STS 2016 Intel Innovation Dinner
April 29, 2016
First-place winner Paige Brown, and finalists Meena Jagadeesan and Catherine Jessica Yihui Li open their presents after the Intel Innovation dinner.
First-place winner Paige Brown, and finalists Meena Jagadeesan and Catherine Jessica Yihui Li open their presents after the Intel Innovation dinner.
PHOTO COURTESY OF SOCIETY FOR SCIENCE & THE PUBLIC/LINDA DOANE.

On March 14, after tinkering at TechShop for Pi Day, the STS 2016 finalists gathered at dinner for the Intel Innovation speeches.

Rosalind Hudnell, the Vice President of Human Resources and Chief Diversity Officer at Intel, called the finalists rockstars. She even snapped a photo during dinner and tweeted it.

"I still feel like an underachiever in this audience," Rosalind said.

"It's been our honor to host and sponsor Intel STS," Rosalind said. Intel has sponsored the Science Talent Search for 18 years. Previously, the program was sponsored by Westinghouse.

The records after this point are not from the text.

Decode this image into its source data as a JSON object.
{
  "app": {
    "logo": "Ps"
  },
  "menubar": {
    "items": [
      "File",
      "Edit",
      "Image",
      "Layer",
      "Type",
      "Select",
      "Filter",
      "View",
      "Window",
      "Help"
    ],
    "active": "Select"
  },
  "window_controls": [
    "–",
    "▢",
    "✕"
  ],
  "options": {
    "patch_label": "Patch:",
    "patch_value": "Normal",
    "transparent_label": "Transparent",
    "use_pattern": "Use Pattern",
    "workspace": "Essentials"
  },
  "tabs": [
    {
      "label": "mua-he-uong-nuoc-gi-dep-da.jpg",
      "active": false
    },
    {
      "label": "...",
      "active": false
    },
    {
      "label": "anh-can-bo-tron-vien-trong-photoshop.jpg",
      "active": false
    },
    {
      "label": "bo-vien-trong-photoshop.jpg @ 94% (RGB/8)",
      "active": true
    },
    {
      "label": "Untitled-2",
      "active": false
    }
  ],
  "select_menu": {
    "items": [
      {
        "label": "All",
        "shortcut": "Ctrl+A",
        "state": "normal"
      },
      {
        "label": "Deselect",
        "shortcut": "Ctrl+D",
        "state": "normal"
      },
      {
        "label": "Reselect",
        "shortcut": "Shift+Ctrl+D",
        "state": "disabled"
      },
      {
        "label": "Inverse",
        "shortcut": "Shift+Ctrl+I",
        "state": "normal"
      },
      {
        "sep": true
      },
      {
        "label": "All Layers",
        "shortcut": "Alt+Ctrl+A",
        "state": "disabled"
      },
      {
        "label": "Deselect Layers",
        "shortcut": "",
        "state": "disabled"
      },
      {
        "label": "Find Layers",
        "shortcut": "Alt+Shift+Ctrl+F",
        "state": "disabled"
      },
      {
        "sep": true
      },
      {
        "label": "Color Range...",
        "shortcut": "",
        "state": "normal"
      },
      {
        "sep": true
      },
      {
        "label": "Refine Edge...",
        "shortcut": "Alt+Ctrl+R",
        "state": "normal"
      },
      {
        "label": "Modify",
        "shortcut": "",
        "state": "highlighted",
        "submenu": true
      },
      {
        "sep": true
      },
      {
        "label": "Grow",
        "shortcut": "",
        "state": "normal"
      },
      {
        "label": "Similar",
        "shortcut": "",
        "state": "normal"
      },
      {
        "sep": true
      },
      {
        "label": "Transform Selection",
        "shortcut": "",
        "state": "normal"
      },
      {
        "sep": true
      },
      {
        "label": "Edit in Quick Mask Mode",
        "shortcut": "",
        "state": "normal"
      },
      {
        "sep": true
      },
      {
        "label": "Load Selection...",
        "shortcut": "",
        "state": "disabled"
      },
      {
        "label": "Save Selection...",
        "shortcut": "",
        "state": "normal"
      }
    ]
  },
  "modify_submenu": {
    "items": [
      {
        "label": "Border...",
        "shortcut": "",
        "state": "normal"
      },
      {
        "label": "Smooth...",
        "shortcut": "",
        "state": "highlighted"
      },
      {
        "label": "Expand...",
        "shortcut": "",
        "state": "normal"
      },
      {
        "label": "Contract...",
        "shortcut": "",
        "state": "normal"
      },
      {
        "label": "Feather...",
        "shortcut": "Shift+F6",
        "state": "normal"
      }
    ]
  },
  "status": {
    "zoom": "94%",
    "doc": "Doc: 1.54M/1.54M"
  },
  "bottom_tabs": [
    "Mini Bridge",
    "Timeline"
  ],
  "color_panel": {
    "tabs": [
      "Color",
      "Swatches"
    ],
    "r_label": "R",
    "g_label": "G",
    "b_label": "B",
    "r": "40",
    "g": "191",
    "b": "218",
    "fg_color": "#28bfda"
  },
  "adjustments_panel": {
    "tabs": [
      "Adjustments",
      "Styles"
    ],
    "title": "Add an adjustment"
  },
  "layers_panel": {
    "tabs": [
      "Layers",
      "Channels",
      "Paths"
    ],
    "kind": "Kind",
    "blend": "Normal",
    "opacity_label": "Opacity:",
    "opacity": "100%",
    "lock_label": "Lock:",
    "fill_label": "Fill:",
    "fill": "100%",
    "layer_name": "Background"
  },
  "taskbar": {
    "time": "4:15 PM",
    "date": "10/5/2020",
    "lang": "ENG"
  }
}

Rosalind Hudnell called the STS finalists rockstars. PHOTO COURTESY OF SOCIETY FOR SCIENCE & THE PUBLIC/LINDA DOANE.
Rosalind Hudnell called the STS finalists rockstars. PHOTO COURTESY OF SOCIETY FOR SCIENCE & THE PUBLIC/LINDA DOANE.

At the TechShop workshop earlier in the day, where STS finalists worked with elementary and middle school students to build robots, the finalists "said the younger people were even smarter than you," Rosalind said. "Us old people have better keep up because this nation has tremendous brilliance."

The world often hears about the impact of STEM, but "we don't hear about the amazing people behind it," she said. "There's so much work that still needs to be done."

At the end of the dinner, Intel revealed a gift for all of the STS finalists. The finalists beamed with their new Fossil Q smartwatches, which track activity levels.

Intel's Mike Madden also discussed the future of computing and offered advice to the STS finalists. The next thing in computing will be embedded technology, connecting and securing devices everywhere, and devices talking to each other, he said.

He works in the lab on how people communicate with technology and how technology communicates with people. "We're preparing for a world of intelligent machines," Mike said. "I truly believe we live in magical times because we can implement what people have imagined."

 

Mike Madden offered career advice at the Intel Innovation dinner. PHOTO COURTESY OF SOCIETY FOR SCIENCE & THE PUBLIC/LINDA DOANE.
Mike Madden offered career advice at the Intel Innovation dinner. PHOTO COURTESY OF SOCIETY FOR SCIENCE & THE PUBLIC/LINDA DOANE.

He is researching artificial intelligence and what protocols to use for interconnected technology. "We shouldn't assume the Internet is the protocol to use," he said. "Hopefully you'll go to graduate school and join to work on these problems."

A career is often many random opportunities, he said. "Don't just focus on your own narrow area, but broadly too," Mike said. He loves learning and trying new things, and his work at Intel allows him to do just that.

"If we knew what we were doing, it wouldn't be research," Mike assured the finalists. In technology and science, they will be challenged and face difficulties, but that's where they will make discoveries.